Understanding Fetal Fraction
Cell-free fetal DNA (cffDNA) fragments from the placenta enter the mother’s bloodstream, circulating alongside her own DNA. Fetal fraction quantifies the percentage of this fetal DNA relative to the total cell-free DNA (maternal and fetal) in the blood sample. The fetal DNA primarily originates from placental trophoblasts. These cffDNA fragments are typically smaller than maternal DNA fragments, which helps distinguish them during laboratory analysis. The amount of cffDNA in maternal blood becomes detectable after five to seven weeks of gestation and generally increases as the pregnancy progresses.
Significance in Prenatal Screening
Fetal fraction is important for NIPT accuracy and reliability. Sufficient fetal DNA is necessary to detect chromosomal abnormalities like Down syndrome (Trisomy 21), Edwards syndrome (Trisomy 18), and Patau syndrome (Trisomy 13). Without adequate fetal DNA, the test may not yield a reliable result. Measuring fetal fraction is part of NIPT quality control, ensuring enough cffDNA is present for confident results. A higher fetal fraction generally leads to greater confidence in the test’s accuracy, helping differentiate between normal and abnormal pregnancies.
Defining Optimal Fetal Fraction
A reliable NIPT result generally requires a fetal fraction of 4% or more, though the minimum can vary between 2% and 4% by assay. This range indicates sufficient fetal DNA for accurate analysis. A higher fetal fraction, typically 10% to 15% between 10 and 20 weeks of gestation, allows for better separation between normal and abnormal results. There is no universally agreed-upon maximum fetal fraction for valid NIPT results.
Implications of Low Fetal Fraction
A fetal fraction below the optimal threshold can lead to an “inconclusive” or “no-call” NIPT result, meaning insufficient fetal DNA for a definitive outcome. This occurs in 2% to 5% of cases. A low fetal fraction does not indicate a pregnancy problem, but rather a testing limitation. Next steps often include a redraw and retest after a few weeks to allow fetal DNA levels to increase.
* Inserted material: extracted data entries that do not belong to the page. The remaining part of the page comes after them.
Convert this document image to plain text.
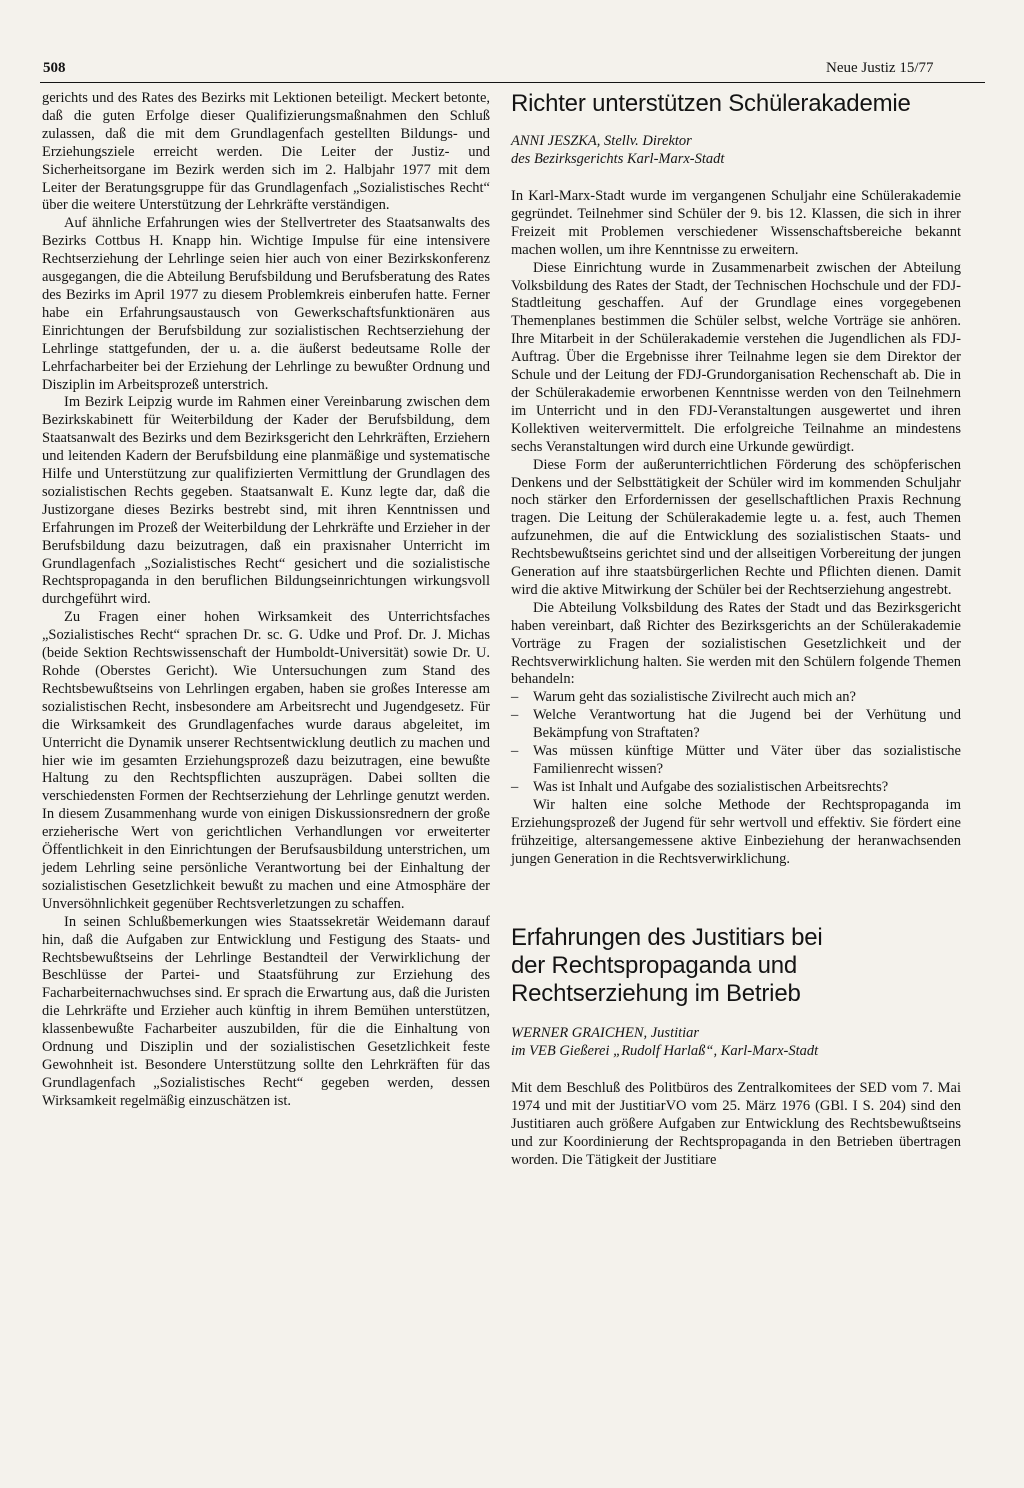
508	Neue Justiz 15/77

gerichts und des Rates des Bezirks mit Lektionen beteiligt. Meckert betonte, daß die guten Erfolge dieser Qualifizierungsmaßnahmen den Schluß zulassen, daß die mit dem Grundlagenfach gestellten Bildungs- und Erziehungsziele erreicht werden. Die Leiter der Justiz- und Sicherheitsorgane im Bezirk werden sich im 2. Halbjahr 1977 mit dem Leiter der Beratungsgruppe für das Grundlagenfach „Sozialistisches Recht“ über die weitere Unterstützung der Lehrkräfte verständigen.

Auf ähnliche Erfahrungen wies der Stellvertreter des Staatsanwalts des Bezirks Cottbus H. Knapp hin. Wichtige Impulse für eine intensivere Rechtserziehung der Lehrlinge seien hier auch von einer Bezirkskonferenz ausgegangen, die die Abteilung Berufsbildung und Berufsberatung des Rates des Bezirks im April 1977 zu diesem Problemkreis einberufen hatte. Ferner habe ein Erfahrungsaustausch von Gewerkschaftsfunktionären aus Einrichtungen der Berufsbildung zur sozialistischen Rechtserziehung der Lehrlinge stattgefunden, der u. a. die äußerst bedeutsame Rolle der Lehrfacharbeiter bei der Erziehung der Lehrlinge zu bewußter Ordnung und Disziplin im Arbeitsprozeß unterstrich.

Im Bezirk Leipzig wurde im Rahmen einer Vereinbarung zwischen dem Bezirkskabinett für Weiterbildung der Kader der Berufsbildung, dem Staatsanwalt des Bezirks und dem Bezirksgericht den Lehrkräften, Erziehern und leitenden Kadern der Berufsbildung eine planmäßige und systematische Hilfe und Unterstützung zur qualifizierten Vermittlung der Grundlagen des sozialistischen Rechts gegeben. Staatsanwalt E. Kunz legte dar, daß die Justizorgane dieses Bezirks bestrebt sind, mit ihren Kenntnissen und Erfahrungen im Prozeß der Weiterbildung der Lehrkräfte und Erzieher in der Berufsbildung dazu beizutragen, daß ein praxisnaher Unterricht im Grundlagenfach „Sozialistisches Recht“ gesichert und die sozialistische Rechtspropaganda in den beruflichen Bildungseinrichtungen wirkungsvoll durchgeführt wird.

Zu Fragen einer hohen Wirksamkeit des Unterrichtsfaches „Sozialistisches Recht“ sprachen Dr. sc. G. Udke und Prof. Dr. J. Michas (beide Sektion Rechtswissenschaft der Humboldt-Universität) sowie Dr. U. Rohde (Oberstes Gericht). Wie Untersuchungen zum Stand des Rechtsbewußtseins von Lehrlingen ergaben, haben sie großes Interesse am sozialistischen Recht, insbesondere am Arbeitsrecht und Jugendgesetz. Für die Wirksamkeit des Grundlagenfaches wurde daraus abgeleitet, im Unterricht die Dynamik unserer Rechtsentwicklung deutlich zu machen und hier wie im gesamten Erziehungsprozeß dazu beizutragen, eine bewußte Haltung zu den Rechtspflichten auszuprägen. Dabei sollten die verschiedensten Formen der Rechtserziehung der Lehrlinge genutzt werden. In diesem Zusammenhang wurde von einigen Diskussionsrednern der große erzieherische Wert von gerichtlichen Verhandlungen vor erweiterter Öffentlichkeit in den Einrichtungen der Berufsausbildung unterstrichen, um jedem Lehrling seine persönliche Verantwortung bei der Einhaltung der sozialistischen Gesetzlichkeit bewußt zu machen und eine Atmosphäre der Unversöhnlichkeit gegenüber Rechtsverletzungen zu schaffen.

In seinen Schlußbemerkungen wies Staatssekretär Weidemann darauf hin, daß die Aufgaben zur Entwicklung und Festigung des Staats- und Rechtsbewußtseins der Lehrlinge Bestandteil der Verwirklichung der Beschlüsse der Partei- und Staatsführung zur Erziehung des Facharbeiternachwuchses sind. Er sprach die Erwartung aus, daß die Juristen die Lehrkräfte und Erzieher auch künftig in ihrem Bemühen unterstützen, klassenbewußte Facharbeiter auszubilden, für die die Einhaltung von Ordnung und Disziplin und der sozialistischen Gesetzlichkeit feste Gewohnheit ist. Besondere Unterstützung sollte den Lehrkräften für das Grundlagenfach „Sozialistisches Recht“ gegeben werden, dessen Wirksamkeit regelmäßig einzuschätzen ist.

Richter unterstützen Schülerakademie
ANNI JESZKA, Stellv. Direktor
des Bezirksgerichts Karl-Marx-Stadt

In Karl-Marx-Stadt wurde im vergangenen Schuljahr eine Schülerakademie gegründet. Teilnehmer sind Schüler der 9. bis 12. Klassen, die sich in ihrer Freizeit mit Problemen verschiedener Wissenschaftsbereiche bekannt machen wollen, um ihre Kenntnisse zu erweitern.

Diese Einrichtung wurde in Zusammenarbeit zwischen der Abteilung Volksbildung des Rates der Stadt, der Technischen Hochschule und der FDJ-Stadtleitung geschaffen. Auf der Grundlage eines vorgegebenen Themenplanes bestimmen die Schüler selbst, welche Vorträge sie anhören. Ihre Mitarbeit in der Schülerakademie verstehen die Jugendlichen als FDJ-Auftrag. Über die Ergebnisse ihrer Teilnahme legen sie dem Direktor der Schule und der Leitung der FDJ-Grundorganisation Rechenschaft ab. Die in der Schülerakademie erworbenen Kenntnisse werden von den Teilnehmern im Unterricht und in den FDJ-Veranstaltungen ausgewertet und ihren Kollektiven weitervermittelt. Die erfolgreiche Teilnahme an mindestens sechs Veranstaltungen wird durch eine Urkunde gewürdigt.

Diese Form der außerunterrichtlichen Förderung des schöpferischen Denkens und der Selbsttätigkeit der Schüler wird im kommenden Schuljahr noch stärker den Erfordernissen der gesellschaftlichen Praxis Rechnung tragen. Die Leitung der Schülerakademie legte u. a. fest, auch Themen aufzunehmen, die auf die Entwicklung des sozialistischen Staats- und Rechtsbewußtseins gerichtet sind und der allseitigen Vorbereitung der jungen Generation auf ihre staatsbürgerlichen Rechte und Pflichten dienen. Damit wird die aktive Mitwirkung der Schüler bei der Rechtserziehung angestrebt.

Die Abteilung Volksbildung des Rates der Stadt und das Bezirksgericht haben vereinbart, daß Richter des Bezirksgerichts an der Schülerakademie Vorträge zu Fragen der sozialistischen Gesetzlichkeit und der Rechtsverwirklichung halten. Sie werden mit den Schülern folgende Themen behandeln:

– Warum geht das sozialistische Zivilrecht auch mich an?
– Welche Verantwortung hat die Jugend bei der Verhütung und Bekämpfung von Straftaten?
– Was müssen künftige Mütter und Väter über das sozialistische Familienrecht wissen?
– Was ist Inhalt und Aufgabe des sozialistischen Arbeitsrechts?

Wir halten eine solche Methode der Rechtspropaganda im Erziehungsprozeß der Jugend für sehr wertvoll und effektiv. Sie fördert eine frühzeitige, altersangemessene aktive Einbeziehung der heranwachsenden jungen Generation in die Rechtsverwirklichung.

Erfahrungen des Justitiars bei
der Rechtspropaganda und
Rechtserziehung im Betrieb
WERNER GRAICHEN, Justitiar
im VEB Gießerei „Rudolf Harlaß“, Karl-Marx-Stadt

Mit dem Beschluß des Politbüros des Zentralkomitees der SED vom 7. Mai 1974 und mit der JustitiarVO vom 25. März 1976 (GBl. I S. 204) sind den Justitiaren auch größere Aufgaben zur Entwicklung des Rechtsbewußtseins und zur Koordinierung der Rechtspropaganda in den Betrieben übertragen worden. Die Tätigkeit der Justitiare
If a second NIPT is also inconclusive, diagnostic tests like chorionic villus sampling (CVS) or amniocentesis may be recommended.
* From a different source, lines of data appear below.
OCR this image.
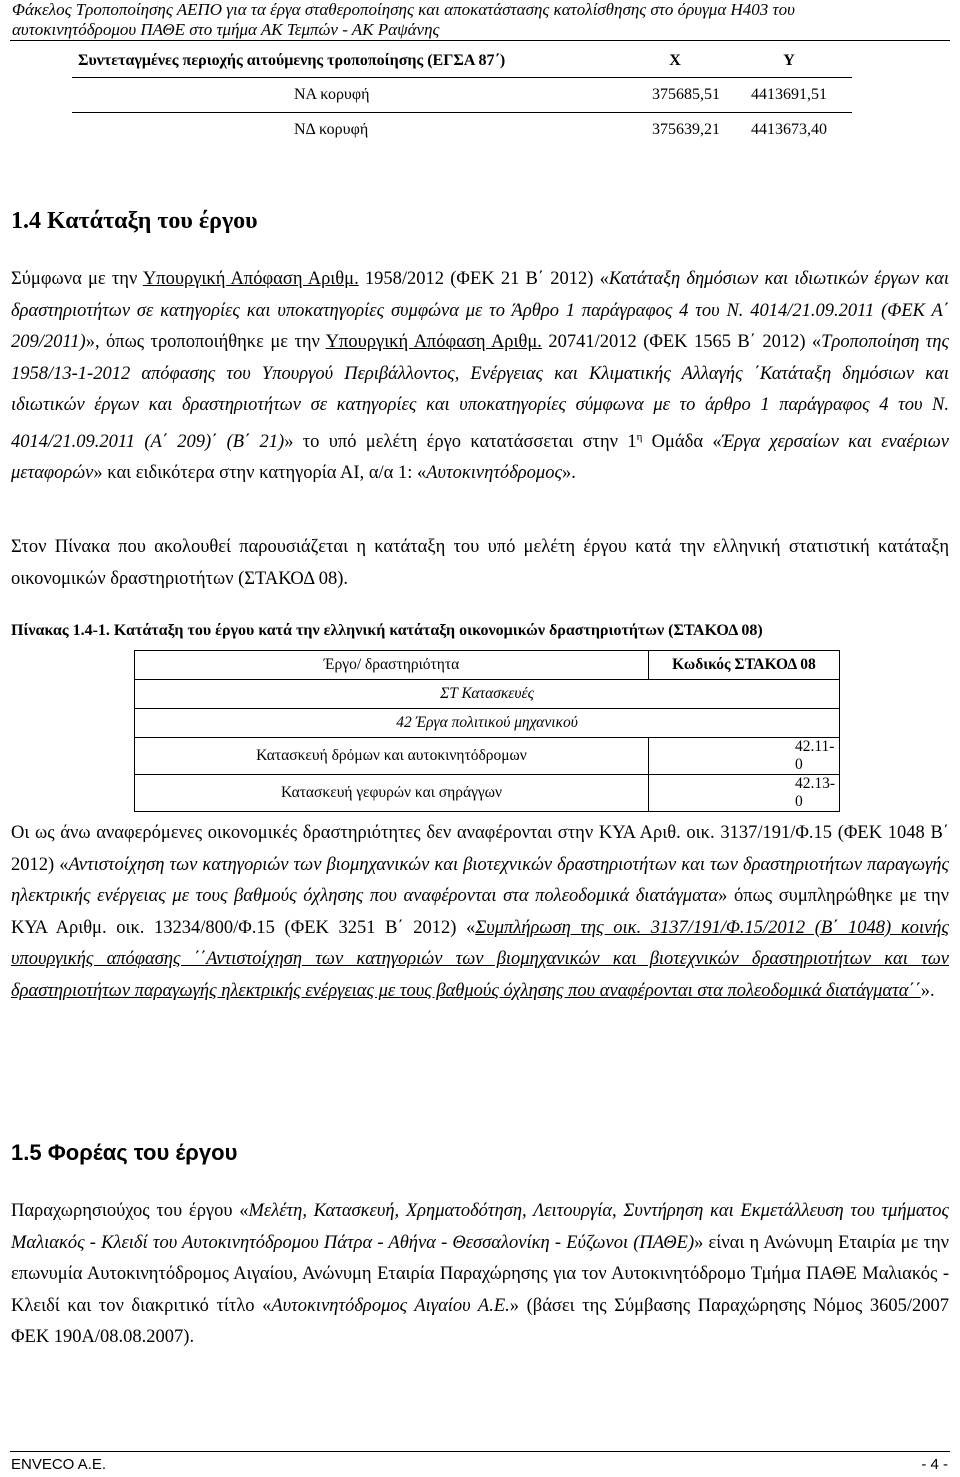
Φάκελος Τροποποίησης ΑΕΠΟ για τα έργα σταθεροποίησης και αποκατάστασης κατολίσθησης στο όρυγμα Η403 του
αυτοκινητόδρομου ΠΑΘΕ στο τμήμα ΑΚ Τεμπών - ΑΚ Ραψάνης
Συντεταγμένες περιοχής αιτούμενης τροποποίησης (ΕΓΣΑ 87΄)	X	Y
ΝΑ κορυφή	375685,51	4413691,51
ΝΔ κορυφή	375639,21	4413673,40
1.4 Κατάταξη του έργου
Σύμφωνα με την Υπουργική Απόφαση Αριθμ. 1958/2012 (ΦΕΚ 21 Β΄ 2012) «Κατάταξη δημόσιων και ιδιωτικών έργων και δραστηριοτήτων σε κατηγορίες και υποκατηγορίες συμφώνα με το Άρθρο 1 παράγραφος 4 του Ν. 4014/21.09.2011 (ΦΕΚ Α΄ 209/2011)», όπως τροποποιήθηκε με την Υπουργική Απόφαση Αριθμ. 20741/2012 (ΦΕΚ 1565 Β΄ 2012) «Τροποποίηση της 1958/13-1-2012 απόφασης του Υπουργού Περιβάλλοντος, Ενέργειας και Κλιματικής Αλλαγής ΄Κατάταξη δημόσιων και ιδιωτικών έργων και δραστηριοτήτων σε κατηγορίες και υποκατηγορίες σύμφωνα με το άρθρο 1 παράγραφος 4 του Ν. 4014/21.09.2011 (Α΄ 209)΄ (Β΄ 21)» το υπό μελέτη έργο κατατάσσεται στην $1^\eta$ Ομάδα «Έργα χερσαίων και εναέριων μεταφορών» και ειδικότερα στην κατηγορία ΑΙ, α/α 1: «Αυτοκινητόδρομος».
Στον Πίνακα που ακολουθεί παρουσιάζεται η κατάταξη του υπό μελέτη έργου κατά την ελληνική στατιστική κατάταξη οικονομικών δραστηριοτήτων (ΣΤΑΚΟΔ 08).
Πίνακας 1.4-1. Κατάταξη του έργου κατά την ελληνική κατάταξη οικονομικών δραστηριοτήτων (ΣΤΑΚΟΔ 08)
Έργο/ δραστηριότητα	Κωδικός ΣΤΑΚΟΔ 08
ΣΤ Κατασκευές	
42 Έργα πολιτικού μηχανικού	
Κατασκευή δρόμων και αυτοκινητόδρομων	42.11-0
Κατασκευή γεφυρών και σηράγγων	42.13-0
Οι ως άνω αναφερόμενες οικονομικές δραστηριότητες δεν αναφέρονται στην ΚΥΑ Αριθ. οικ. 3137/191/Φ.15 (ΦΕΚ 1048 Β΄ 2012) «Αντιστοίχηση των κατηγοριών των βιομηχανικών και βιοτεχνικών δραστηριοτήτων και των δραστηριοτήτων παραγωγής ηλεκτρικής ενέργειας με τους βαθμούς όχλησης που αναφέρονται στα πολεοδομικά διατάγματα» όπως συμπληρώθηκε με την ΚΥΑ Αριθμ. οικ. 13234/800/Φ.15 (ΦΕΚ 3251 Β΄ 2012) «Συμπλήρωση της οικ. 3137/191/Φ.15/2012 (Β΄ 1048) κοινής υπουργικής απόφασης ΄΄Αντιστοίχηση των κατηγοριών των βιομηχανικών και βιοτεχνικών δραστηριοτήτων και των δραστηριοτήτων παραγωγής ηλεκτρικής ενέργειας με τους βαθμούς όχλησης που αναφέρονται στα πολεοδομικά διατάγματα΄΄».
1.5 Φορέας του έργου
Παραχωρησιούχος του έργου «Μελέτη, Κατασκευή, Χρηματοδότηση, Λειτουργία, Συντήρηση και Εκμετάλλευση του τμήματος Μαλιακός - Κλειδί του Αυτοκινητόδρομου Πάτρα - Αθήνα - Θεσσαλονίκη - Εύζωνοι (ΠΑΘΕ)» είναι η Ανώνυμη Εταιρία με την επωνυμία Αυτοκινητόδρομος Αιγαίου, Ανώνυμη Εταιρία Παραχώρησης για τον Αυτοκινητόδρομο Τμήμα ΠΑΘΕ Μαλιακός - Κλειδί και τον διακριτικό τίτλο «Αυτοκινητόδρομος Αιγαίου Α.Ε.» (βάσει της Σύμβασης Παραχώρησης Νόμος 3605/2007 ΦΕΚ 190Α/08.08.2007).
ENVECO A.E.	- 4 -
Factors Affecting Fetal Fraction Levels
Several factors influence fetal fraction levels. Gestational age is a primary factor; fetal fraction increases as pregnancy advances, typically rising after 10 weeks. Early in pregnancy (before 9 or 10 weeks), fetal DNA levels are naturally lower. Maternal weight (BMI) also impacts fetal fraction; higher maternal weight can lead to a lower fetal fraction, possibly due to a dilutional effect where increased maternal blood volume or maternal DNA from adipose tissue dilutes the fetal DNA. Multiple pregnancies, maternal conditions, and technical aspects of blood collection can also influence fetal fraction.